Kicking off the discussion, Stacey Young (Senior Learning Advisor and CLA Team Lead, USAID Bureau for Policy, Planning and Learning) provided some context: USAID is investing in building the evidence base for CLA because it believes that systematic, intentional and resourced CLA in its programs will yield increased organizational effectiveness and improved development results. However, the contribution that CLA makes at either level is not clear or easily measured, and testing this theory of change is particularly thorny. Measuring benefits that are indirect is difficult at best, all the more so when prevailing approaches favor quantified evidence, narrowly described and easily attributed. USAID’s effort to build the  Evidence Base for CLA (see here for a new dashboard on EB4CLA) involves collecting and synthesizing the existing evidence on if, how, and under what conditions CLA contributes to better outcomes, and also identifies effective approaches for measuring this contribution.  

Move beyond linear measurement. Kerry Bruce (Executive Vice President, Social Impact) discussed how Global Learning for Adaptive Management (GLAM), a jointly funded DFID and USAID activity, is working towards adaptive rigor in a complex world. Kerry posited that the development community faces many challenges that demand a new approach to traditional, linear measurement. The Ebola crisis is a defining example of the need for a dynamic, iterative approach that integrates research, measurement, and programmatic and policy actions. GLAM’s emerging principles of adaptive rigor are supported by documentation of best practices in monitoring, evaluation, and learning for adaptive management. These include: holding multidisciplinary, cross-stakeholder sessions for problem analysis and theory definition; triangulating multiple data sources and perspectives; conducting regular, strategic stress testing; and developing an organizational culture that encourages and rewards being open, inquisitive, and responsive.

Get stakeholder buy-in. Shannon Griswold (Senior Scaling Advisor, USAID Global Development Lab) and Rebecca Herrington (Developmental Evaluator, USAID Global Development Lab / Social Impact) shared how they have leveraged developmental evaluation (DE) at USAID’s Global Development Lab (“the Lab”). A DE commissioned by the Lab explores which programmatic approaches work effectively towards sustained uptake and which do not. Teams are able to learn from others and establish feedback loops for active adaptation. Employing process tracing, positive deviance, and outcome harvesting, the DE has been a learning- and action-oriented approach to understanding complexity. Rebecca explained that buy-in from stakeholders can make or break the evaluation, so documentation of pivots (along with the reasons behind them) and continuous attention to stakeholder engagement are crucial.

Identify adaptive factors. Alison Hemberger (Senior Advisor, Markets and Learning, Mercy Corps) spoke about Mercy Corps’ AdaptScan process to assess, learn from, and improve its adaptive practices. This approach identifies how factors that enable collaborating, learning, and adaptive approaches contribute to adaptive actions taken by program teams, and the resulting difference in development outcomes. Through this process, Mercy Corps identified 15 adaptive factors over five themes, ranging from strategy to processes to partnerships to learning.

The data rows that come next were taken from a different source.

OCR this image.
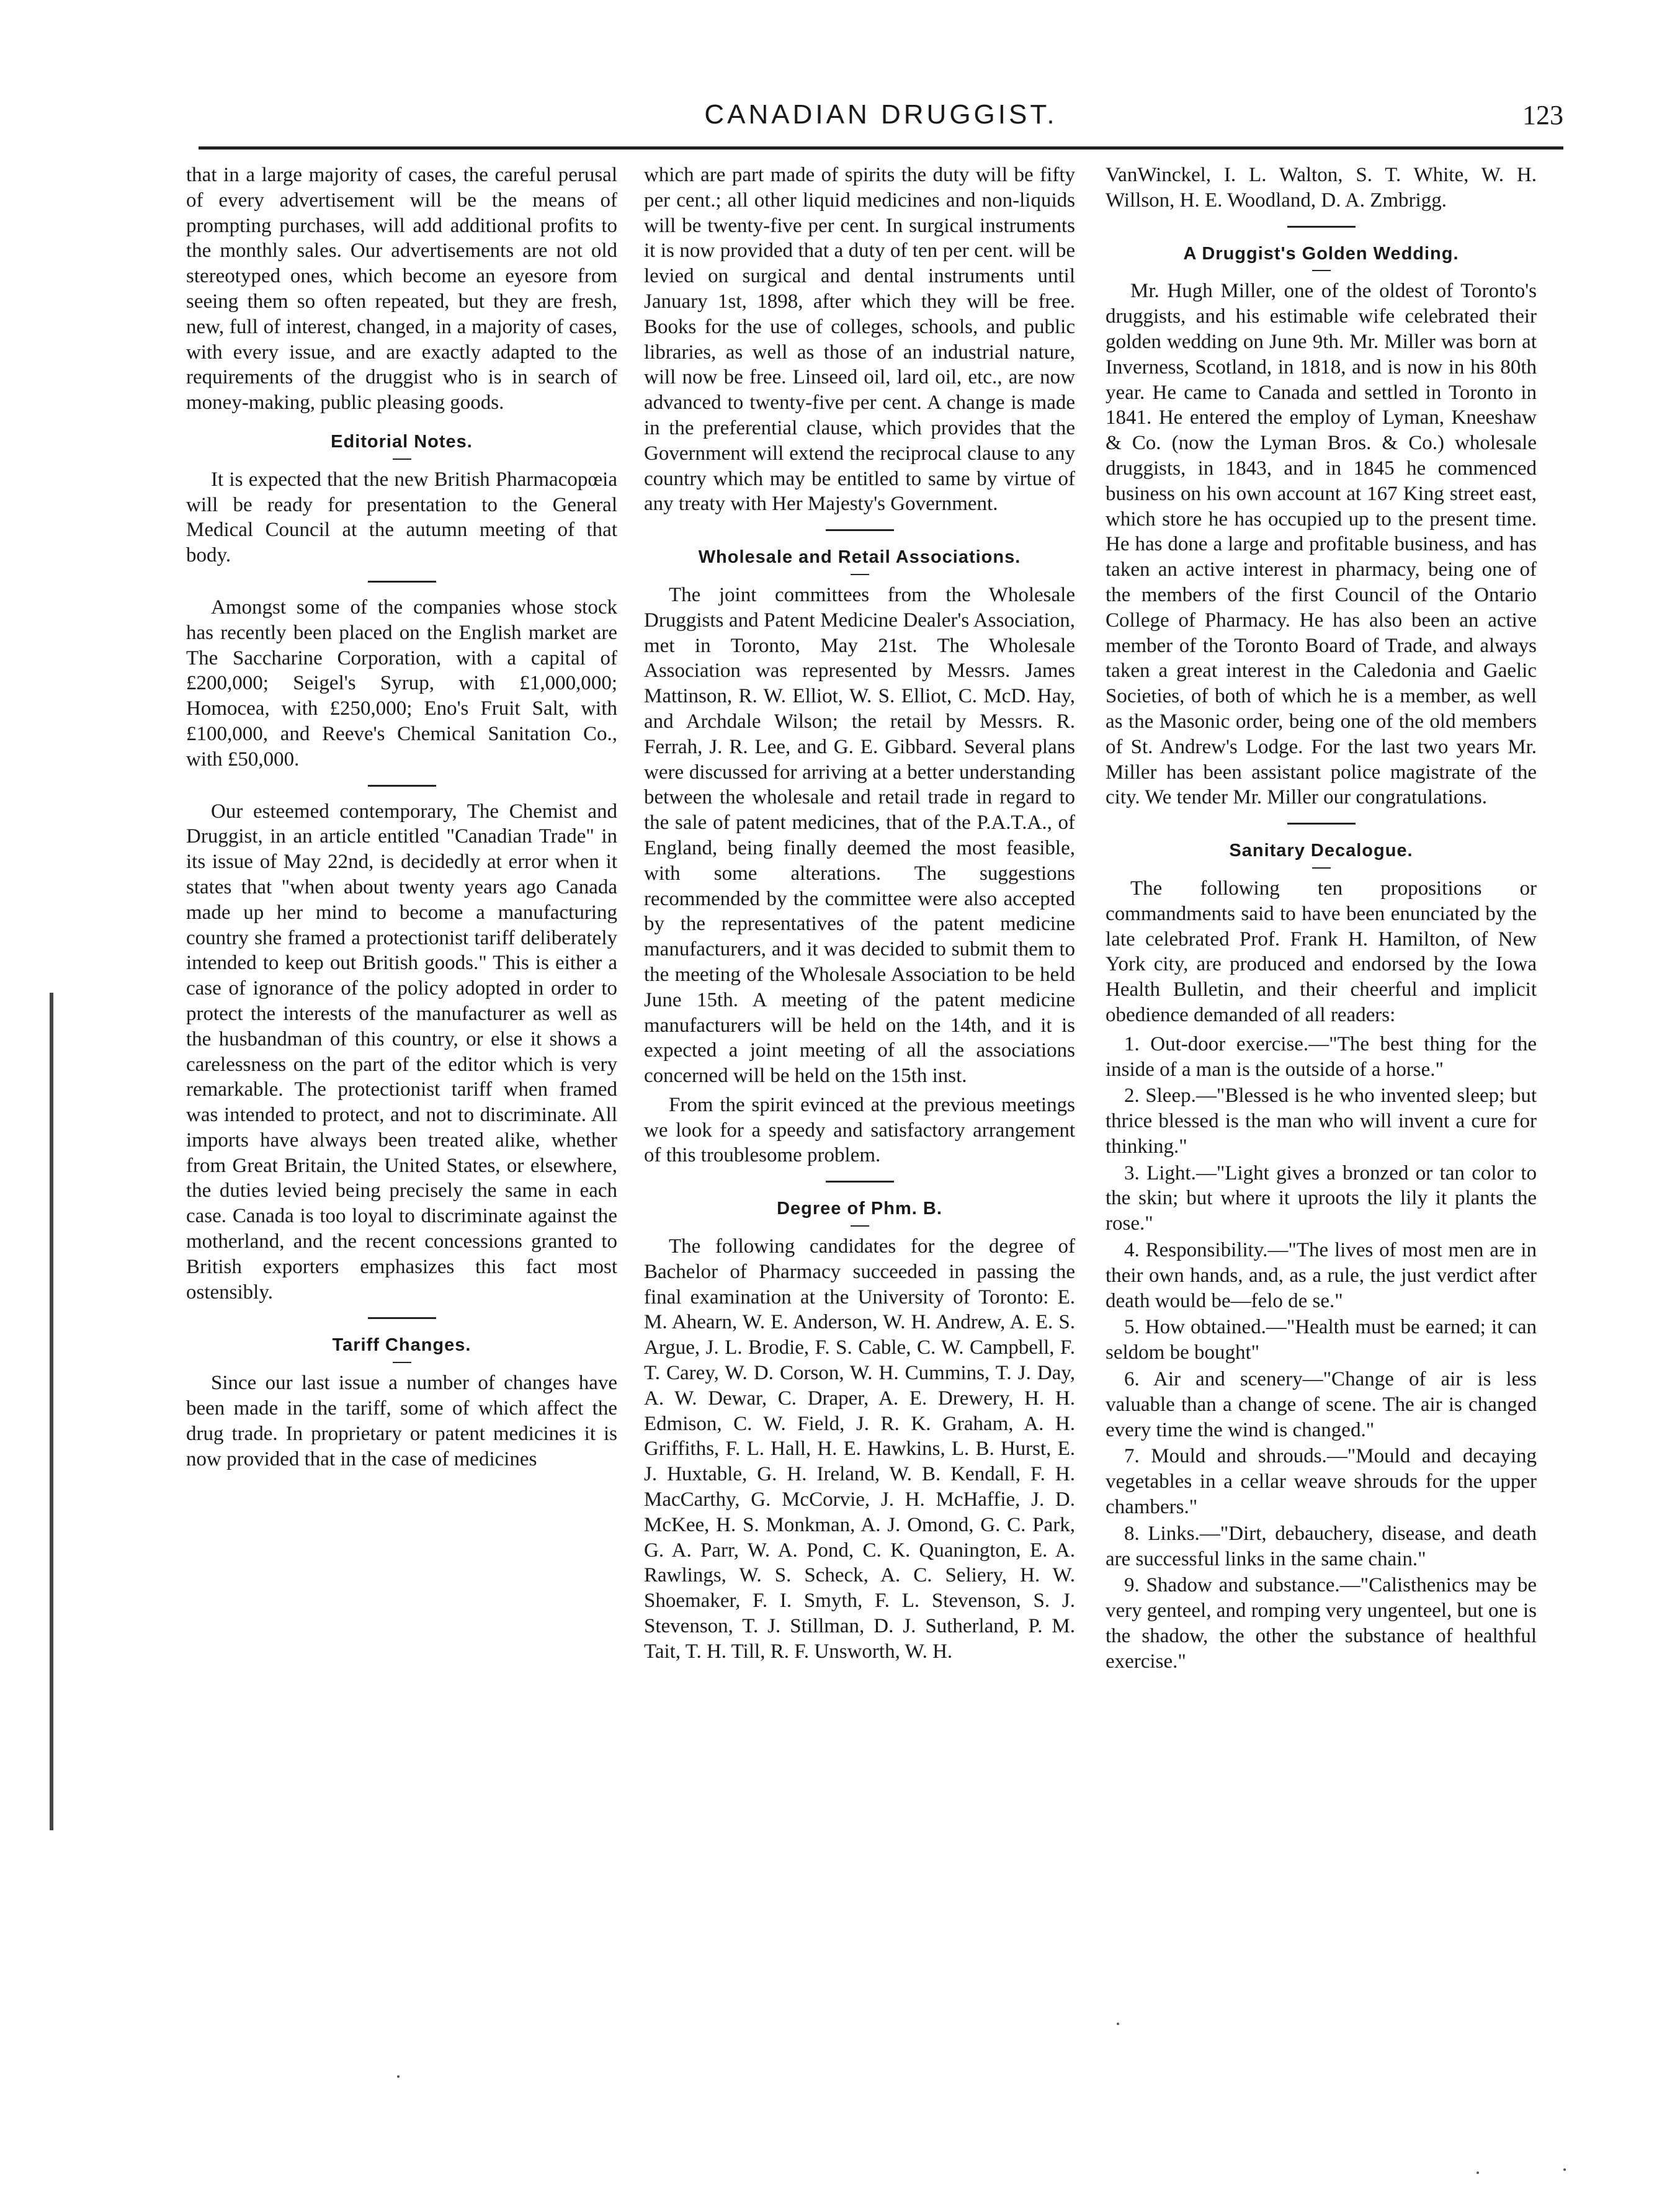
CANADIAN DRUGGIST.	123

that in a large majority of cases, the careful perusal of every advertisement will be the means of prompting purchases, will add additional profits to the monthly sales. Our advertisements are not old stereotyped ones, which become an eyesore from seeing them so often repeated, but they are fresh, new, full of interest, changed, in a majority of cases, with every issue, and are exactly adapted to the requirements of the druggist who is in search of money-making, public pleasing goods.

Editorial Notes.

It is expected that the new British Pharmacopœia will be ready for presentation to the General Medical Council at the autumn meeting of that body.

Amongst some of the companies whose stock has recently been placed on the English market are The Saccharine Corporation, with a capital of £200,000; Seigel's Syrup, with £1,000,000; Homocea, with £250,000; Eno's Fruit Salt, with £100,000, and Reeve's Chemical Sanitation Co., with £50,000.

Our esteemed contemporary, The Chemist and Druggist, in an article entitled "Canadian Trade" in its issue of May 22nd, is decidedly at error when it states that "when about twenty years ago Canada made up her mind to become a manufacturing country she framed a protectionist tariff deliberately intended to keep out British goods." This is either a case of ignorance of the policy adopted in order to protect the interests of the manufacturer as well as the husbandman of this country, or else it shows a carelessness on the part of the editor which is very remarkable. The protectionist tariff when framed was intended to protect, and not to discriminate. All imports have always been treated alike, whether from Great Britain, the United States, or elsewhere, the duties levied being precisely the same in each case. Canada is too loyal to discriminate against the motherland, and the recent concessions granted to British exporters emphasizes this fact most ostensibly.

Tariff Changes.

Since our last issue a number of changes have been made in the tariff, some of which affect the drug trade. In proprietary or patent medicines it is now provided that in the case of medicines

which are part made of spirits the duty will be fifty per cent.; all other liquid medicines and non-liquids will be twenty-five per cent. In surgical instruments it is now provided that a duty of ten per cent. will be levied on surgical and dental instruments until January 1st, 1898, after which they will be free. Books for the use of colleges, schools, and public libraries, as well as those of an industrial nature, will now be free. Linseed oil, lard oil, etc., are now advanced to twenty-five per cent. A change is made in the preferential clause, which provides that the Government will extend the reciprocal clause to any country which may be entitled to same by virtue of any treaty with Her Majesty's Government.

Wholesale and Retail Associations.

The joint committees from the Wholesale Druggists and Patent Medicine Dealer's Association, met in Toronto, May 21st. The Wholesale Association was represented by Messrs. James Mattinson, R. W. Elliot, W. S. Elliot, C. McD. Hay, and Archdale Wilson; the retail by Messrs. R. Ferrah, J. R. Lee, and G. E. Gibbard. Several plans were discussed for arriving at a better understanding between the wholesale and retail trade in regard to the sale of patent medicines, that of the P.A.T.A., of England, being finally deemed the most feasible, with some alterations. The suggestions recommended by the committee were also accepted by the representatives of the patent medicine manufacturers, and it was decided to submit them to the meeting of the Wholesale Association to be held June 15th. A meeting of the patent medicine manufacturers will be held on the 14th, and it is expected a joint meeting of all the associations concerned will be held on the 15th inst.

From the spirit evinced at the previous meetings we look for a speedy and satisfactory arrangement of this troublesome problem.

Degree of Phm. B.

The following candidates for the degree of Bachelor of Pharmacy succeeded in passing the final examination at the University of Toronto: E. M. Ahearn, W. E. Anderson, W. H. Andrew, A. E. S. Argue, J. L. Brodie, F. S. Cable, C. W. Campbell, F. T. Carey, W. D. Corson, W. H. Cummins, T. J. Day, A. W. Dewar, C. Draper, A. E. Drewery, H. H. Edmison, C. W. Field, J. R. K. Graham, A. H. Griffiths, F. L. Hall, H. E. Hawkins, L. B. Hurst, E. J. Huxtable, G. H. Ireland, W. B. Kendall, F. H. MacCarthy, G. McCorvie, J. H. McHaffie, J. D. McKee, H. S. Monkman, A. J. Omond, G. C. Park, G. A. Parr, W. A. Pond, C. K. Quanington, E. A. Rawlings, W. S. Scheck, A. C. Seliery, H. W. Shoemaker, F. I. Smyth, F. L. Stevenson, S. J. Stevenson, T. J. Stillman, D. J. Sutherland, P. M. Tait, T. H. Till, R. F. Unsworth, W. H.

VanWinckel, I. L. Walton, S. T. White, W. H. Willson, H. E. Woodland, D. A. Zmbrigg.

A Druggist's Golden Wedding.

Mr. Hugh Miller, one of the oldest of Toronto's druggists, and his estimable wife celebrated their golden wedding on June 9th. Mr. Miller was born at Inverness, Scotland, in 1818, and is now in his 80th year. He came to Canada and settled in Toronto in 1841. He entered the employ of Lyman, Kneeshaw & Co. (now the Lyman Bros. & Co.) wholesale druggists, in 1843, and in 1845 he commenced business on his own account at 167 King street east, which store he has occupied up to the present time. He has done a large and profitable business, and has taken an active interest in pharmacy, being one of the members of the first Council of the Ontario College of Pharmacy. He has also been an active member of the Toronto Board of Trade, and always taken a great interest in the Caledonia and Gaelic Societies, of both of which he is a member, as well as the Masonic order, being one of the old members of St. Andrew's Lodge. For the last two years Mr. Miller has been assistant police magistrate of the city. We tender Mr. Miller our congratulations.

Sanitary Decalogue.

The following ten propositions or commandments said to have been enunciated by the late celebrated Prof. Frank H. Hamilton, of New York city, are produced and endorsed by the Iowa Health Bulletin, and their cheerful and implicit obedience demanded of all readers:

1. Out-door exercise.—"The best thing for the inside of a man is the outside of a horse."

2. Sleep.—"Blessed is he who invented sleep; but thrice blessed is the man who will invent a cure for thinking."

3. Light.—"Light gives a bronzed or tan color to the skin; but where it uproots the lily it plants the rose."

4. Responsibility.—"The lives of most men are in their own hands, and, as a rule, the just verdict after death would be—felo de se."

5. How obtained.—"Health must be earned; it can seldom be bought"

6. Air and scenery—"Change of air is less valuable than a change of scene. The air is changed every time the wind is changed."

7. Mould and shrouds.—"Mould and decaying vegetables in a cellar weave shrouds for the upper chambers."

8. Links.—"Dirt, debauchery, disease, and death are successful links in the same chain."

9. Shadow and substance.—"Calisthenics may be very genteel, and romping very ungenteel, but one is the shadow, the other the substance of healthful exercise."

Key findings, such as the importance of moving beyond traditional partnerships and planning for adaptation in budgets and reporting, were incorporated into an adaptive management plan. Mercy Corps saw impact from these efforts in team behavior, as well as the focus, reach, and sustainability of its work.

Audience members contributed valuable reflections in discussing their key takeaways and asking questions about presenters’ approaches. The participants suggested that while everyone wants to see how adaptive management can fit in their work, it is much more difficult to operationalize. In the examples shared, participants saw a common theme of focusing on and documenting small, incremental changes to help ensure that data is used. They considered when relationships may be more important to target for change than processes. The group also noted how having champions who buy into non-traditional approaches to measurement and evaluation - particularly for things that are hard to measure - is essential.